Ormai si è sempre più certi che le terapie farmacologiche non sono in grado di fermare e far regredire la malattia e tutti i trattamenti disponibili puntano a contenerne i sintomi. Per alcuni pazienti, in cui la malattia è in uno stadio lieve o moderato, farmaci come tacrina, donepezil, rivastigmina e galantamina possono aiutare a limitare l’aggravarsi dei sintomi per alcuni mesi. Questi principi attivi funzionano come inibitori dell'acetilcolinesterasi, un enzima che distrugge l'acetilcolina, il neurotrasmettitore carente nel cervello dei malati di Alzheimer.
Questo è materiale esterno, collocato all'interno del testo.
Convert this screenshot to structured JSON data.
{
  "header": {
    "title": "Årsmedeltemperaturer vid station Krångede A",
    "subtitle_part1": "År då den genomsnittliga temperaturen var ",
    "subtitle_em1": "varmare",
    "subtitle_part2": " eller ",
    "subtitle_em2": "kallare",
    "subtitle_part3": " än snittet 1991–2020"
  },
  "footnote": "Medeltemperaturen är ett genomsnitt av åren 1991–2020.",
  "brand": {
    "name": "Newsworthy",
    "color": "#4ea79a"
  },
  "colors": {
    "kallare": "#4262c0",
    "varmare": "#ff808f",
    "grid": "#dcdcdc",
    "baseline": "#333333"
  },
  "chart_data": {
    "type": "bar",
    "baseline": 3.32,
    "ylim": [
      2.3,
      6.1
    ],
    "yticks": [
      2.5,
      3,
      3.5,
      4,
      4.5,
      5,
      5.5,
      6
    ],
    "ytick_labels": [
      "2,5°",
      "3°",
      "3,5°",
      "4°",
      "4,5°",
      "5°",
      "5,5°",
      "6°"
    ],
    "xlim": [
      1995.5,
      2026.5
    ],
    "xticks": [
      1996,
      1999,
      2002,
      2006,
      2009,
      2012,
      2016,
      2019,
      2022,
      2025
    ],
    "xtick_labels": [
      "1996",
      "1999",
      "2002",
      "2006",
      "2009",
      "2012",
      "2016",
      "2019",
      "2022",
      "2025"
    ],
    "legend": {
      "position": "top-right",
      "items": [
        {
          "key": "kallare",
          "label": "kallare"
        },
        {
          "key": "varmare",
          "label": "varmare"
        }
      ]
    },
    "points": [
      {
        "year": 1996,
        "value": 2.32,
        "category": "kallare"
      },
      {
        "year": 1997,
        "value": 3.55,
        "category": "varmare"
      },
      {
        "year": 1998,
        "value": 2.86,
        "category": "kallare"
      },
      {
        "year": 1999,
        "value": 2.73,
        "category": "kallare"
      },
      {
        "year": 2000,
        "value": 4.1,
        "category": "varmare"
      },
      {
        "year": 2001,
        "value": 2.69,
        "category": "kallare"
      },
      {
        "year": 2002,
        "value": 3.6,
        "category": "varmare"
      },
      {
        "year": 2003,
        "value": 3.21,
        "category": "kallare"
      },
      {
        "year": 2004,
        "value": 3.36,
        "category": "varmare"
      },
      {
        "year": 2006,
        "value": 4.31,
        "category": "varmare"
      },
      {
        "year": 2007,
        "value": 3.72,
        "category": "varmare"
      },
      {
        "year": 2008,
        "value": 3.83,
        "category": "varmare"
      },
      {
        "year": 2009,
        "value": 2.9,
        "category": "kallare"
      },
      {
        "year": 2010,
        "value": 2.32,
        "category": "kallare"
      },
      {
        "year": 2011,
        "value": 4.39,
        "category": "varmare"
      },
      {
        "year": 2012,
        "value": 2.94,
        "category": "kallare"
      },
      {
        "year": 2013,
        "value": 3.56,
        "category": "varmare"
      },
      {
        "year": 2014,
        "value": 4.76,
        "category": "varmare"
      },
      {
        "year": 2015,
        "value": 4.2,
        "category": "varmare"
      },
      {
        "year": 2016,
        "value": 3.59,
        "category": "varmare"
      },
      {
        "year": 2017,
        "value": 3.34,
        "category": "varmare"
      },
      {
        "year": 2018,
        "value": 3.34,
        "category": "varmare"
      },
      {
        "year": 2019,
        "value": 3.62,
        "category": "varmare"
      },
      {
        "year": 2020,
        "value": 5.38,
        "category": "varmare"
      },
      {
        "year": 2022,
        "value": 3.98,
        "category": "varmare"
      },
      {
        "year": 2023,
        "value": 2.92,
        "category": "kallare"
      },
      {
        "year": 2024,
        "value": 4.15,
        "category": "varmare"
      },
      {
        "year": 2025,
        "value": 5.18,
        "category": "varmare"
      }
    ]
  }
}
Perciò inibendo questo enzima, si spera di mantenere intatta nei malati la concentrazione di acetilcolina e quindi di migliorare la memoria, come riferisce tra l’altro l’Istituto Superiore di Sanità.
E, dunque, è importante, in associazione alla terapia farmacologica, prestare molta attenzione alla parte di orientamento alla realtà “…il mantenimento delle abilità cognitive residue volte al rallentamento del decadimento cognitivo sono tra i servizi che noi offriamo con incontri sia in associazione che a domicilio presso l’ammalato “ dice Claudia Martucci.
È importante oggi più di ieri sapere di non essere soli in questa terribile malattia e in caso di necessità realtà come l’Associazione Amici Alzheimer può offrire un grande supporto alle problematiche che oltre la malattia spaventano gli spaesati famigliari e caregivers. Una ulteriore forma di amore, verso il proprio caro e anche verso se stessi.